Der Allround-Spezialist empfindet es natürlich auch nicht als Hindernis, dass das Attentat nicht mal 48 Stunden her ist und selbst die norwegische Polizei keineswegs sicher weiß, was nun in der Psyche Anders Behring Breiviks vorgegangen sein mag. Nein, er versteht dies viel mehr als Aufforderung zum ausgiebigen Spekulieren und Verurteilen. Breivik selbst mutierte dabei innerhalb weniger Stunden vom Gaddafi-Gotteskrieger zum Al-Qaida-Terroristen, wurde zwischenzeitlich als CIA-Agent tituliert und soll mittlerweile nationalkonservativer Rassist sein – so die vorläufige Bestandsaufnahme der deutschen Spezialisten-Liga.
.
Beiläufig in die Runde geworfene Mitleidsbekundungen verleihen dem Experten-Stadl ein Quäntchen Charme, können allerdings nicht über das Ideologie-Battle hinweg täuschen, welches die zweifelhafte Tragikomödie dominiert. Denn was scheren uns ein paar Tote, wenn es doch gilt, den Kampf des Guten gegen das Böse, wahlweise auch zwischen Islamophobie und Islamophilie oder – ganz lapidar – „Links vs. Rechts“, auszufechten? Dass das Schicksal tausender Toter zugunsten des Jahrmarkts ideologischer Eitelkeiten missbraucht wird, ist zwar nichts Neues, aber dennoch bezeichnend. Fukushima-Syndrom lässt grüßen.

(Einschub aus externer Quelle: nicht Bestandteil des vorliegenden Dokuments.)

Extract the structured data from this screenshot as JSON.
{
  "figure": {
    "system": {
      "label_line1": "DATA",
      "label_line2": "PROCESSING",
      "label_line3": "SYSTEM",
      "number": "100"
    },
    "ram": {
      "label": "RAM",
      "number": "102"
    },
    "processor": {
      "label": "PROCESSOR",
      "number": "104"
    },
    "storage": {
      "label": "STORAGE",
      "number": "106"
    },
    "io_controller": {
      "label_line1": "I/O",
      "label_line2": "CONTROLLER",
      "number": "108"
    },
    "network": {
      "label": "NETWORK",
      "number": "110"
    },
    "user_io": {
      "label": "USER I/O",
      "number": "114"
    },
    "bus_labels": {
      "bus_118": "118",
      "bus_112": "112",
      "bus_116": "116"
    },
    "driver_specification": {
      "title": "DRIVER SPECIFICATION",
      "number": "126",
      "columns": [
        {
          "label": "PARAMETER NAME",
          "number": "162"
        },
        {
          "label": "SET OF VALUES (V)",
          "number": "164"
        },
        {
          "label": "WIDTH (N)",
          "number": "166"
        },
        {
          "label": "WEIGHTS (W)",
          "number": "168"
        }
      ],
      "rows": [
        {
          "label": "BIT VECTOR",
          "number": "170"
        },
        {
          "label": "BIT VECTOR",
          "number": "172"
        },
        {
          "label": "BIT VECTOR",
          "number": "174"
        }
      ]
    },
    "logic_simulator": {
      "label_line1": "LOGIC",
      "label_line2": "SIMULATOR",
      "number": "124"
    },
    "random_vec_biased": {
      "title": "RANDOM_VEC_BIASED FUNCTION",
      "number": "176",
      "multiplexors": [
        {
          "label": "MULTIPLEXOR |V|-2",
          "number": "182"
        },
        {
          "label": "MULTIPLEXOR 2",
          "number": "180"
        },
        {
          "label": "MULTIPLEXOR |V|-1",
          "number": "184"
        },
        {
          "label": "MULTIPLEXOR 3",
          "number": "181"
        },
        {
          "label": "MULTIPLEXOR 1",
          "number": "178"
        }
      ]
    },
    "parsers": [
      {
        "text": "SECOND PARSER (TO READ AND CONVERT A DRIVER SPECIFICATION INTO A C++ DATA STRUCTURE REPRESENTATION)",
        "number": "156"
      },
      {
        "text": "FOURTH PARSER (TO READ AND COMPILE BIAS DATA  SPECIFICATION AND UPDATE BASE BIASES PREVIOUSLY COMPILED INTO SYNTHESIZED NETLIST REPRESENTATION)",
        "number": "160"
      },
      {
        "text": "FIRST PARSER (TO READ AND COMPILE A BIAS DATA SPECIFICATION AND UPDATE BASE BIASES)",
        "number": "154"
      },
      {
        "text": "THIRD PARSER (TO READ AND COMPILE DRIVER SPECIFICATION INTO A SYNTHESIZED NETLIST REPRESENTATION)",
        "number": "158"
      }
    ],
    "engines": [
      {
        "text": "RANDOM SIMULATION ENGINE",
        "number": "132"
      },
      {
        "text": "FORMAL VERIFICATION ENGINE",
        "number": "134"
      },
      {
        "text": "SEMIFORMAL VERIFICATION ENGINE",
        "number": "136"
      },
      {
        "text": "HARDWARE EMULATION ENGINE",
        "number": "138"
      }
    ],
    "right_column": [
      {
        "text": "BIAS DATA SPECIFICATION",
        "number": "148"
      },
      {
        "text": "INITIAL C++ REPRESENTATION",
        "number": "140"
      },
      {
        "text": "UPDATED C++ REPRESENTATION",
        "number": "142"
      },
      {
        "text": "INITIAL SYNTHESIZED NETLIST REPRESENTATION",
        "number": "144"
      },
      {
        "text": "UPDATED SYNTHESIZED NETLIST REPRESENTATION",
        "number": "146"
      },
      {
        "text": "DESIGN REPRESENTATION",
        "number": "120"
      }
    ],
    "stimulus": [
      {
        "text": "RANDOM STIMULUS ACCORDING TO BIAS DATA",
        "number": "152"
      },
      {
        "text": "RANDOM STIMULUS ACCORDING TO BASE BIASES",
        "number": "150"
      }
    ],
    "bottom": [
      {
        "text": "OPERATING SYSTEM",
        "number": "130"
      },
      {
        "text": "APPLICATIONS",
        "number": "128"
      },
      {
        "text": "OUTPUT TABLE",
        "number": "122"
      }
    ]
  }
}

Nun ist es bekanntlich so, dass zwischen der Detonation einer Bombe und dem Aufschrei „Islamisten schlagen zu!“ nur wenige Sekunden liegen. Was wiederum völlig nachvollziehbar ist, sofern man bedenkt, dass radikal-islamistische Terroristen in den letzten zehn Jahren zig tausend unschuldige Menschen ins Jenseits befördert haben. Demnach war es zunächst durchaus lustig, die um sich greifende Empörung derer zu beobachten, die Sarrazin für einen Nazi halten und dabei den Kreuzberg-Mob als Ausdruck exotisch-kultureller Bereicherung verstehen.
.
Glühende Terroristenversteher, die die Unschädlichmachung Osama Bin Ladens offensichtlich immer noch nicht verkraftet haben, sprangen sofort für die große Gemeinschaft der Moslems in die Bresche – denn schließlich sei ja allein der Terminus „Islamist“ schon diskriminierend und daher unzumutbar für die zarten Seelchen aller Muslime. So wurde das Attentat in Norwegen zu einer Hetzjagd gegen vermeintliche Rassisten, die lediglich einen durchaus naheliegenden Verdacht äußerten, der sowohl durch die Medien sowie das Bekennerschreiben der Ansar-al-Islam bestätigt wurde. Während norwegische Jugendliche um ihr Leben kämpften, führte der deutsche Antifaschist Debatten über die „rechte Bedrohung“, wobei gemeinhin alles als „rechts“ gilt, was entweder in der Bundeswehr aktiv ist oder die CSU wählt.
.
Wie groß war da doch die Erleichterung, als Norwegen funkte, dass der verdächtigte Anders Behring Breiviks nun tatsächlich ein brutaler Ausländerhasser gewesen sein soll, noch dazu „rechts“, nationalistisch und christlich. (Die Tatsache, dass Breivik allerdings willkürlich um sich ballerte und nicht etwa eine Moschee sprengte, wird geflissentlich übersehen.) Wasser auf die Mühlen all jener, die es natürlich gleich gewusst haben wollen und nun erst recht gegen die NPD und PI-News auf die Straße gehen sowie ein umfassendes Redeverbot für Wilders und Sarrazin fordern. Die Wurzel allen Übels sei nun die Islamkritik – sobald der Brandstifter schweigt, wird alles gut. Überflüssig zu erwähnen, dass mittlerweile schon die ersten Moslems eine umfassende Entschuldigung von Medien und Gesellschaft fordern. Was natürlich ein bisschen dreist ist, da hier überwiegend der Islamist und nicht etwa der Döner-Mann vom Hauptbahnhof verdächtigt wurde - und dies nicht völlig zu Unrecht. Dass hier nun erneut das Attentat zugunsten der „muslimischen Ehre“ instrumentalisiert wird, ist natürlich pietätslos, geht allerdings in der Flut jener Nachrichten unter, welche die „rechte Gefahr“ thematisieren und aus gegebenen Anlass eiligst aus dem Archiv gekramt wurden. Allen voran natürlich die SPON-Redaktion, die sich zwar stets zu einer „Blond, blauäugig, skrupellos“-Schlagzeile hinreißen lässt, jedoch aus Rücksicht auf die Gefühle der Moslems niemals „Schwarzhaarig, braunäugig, mörderisch“ titeln würde.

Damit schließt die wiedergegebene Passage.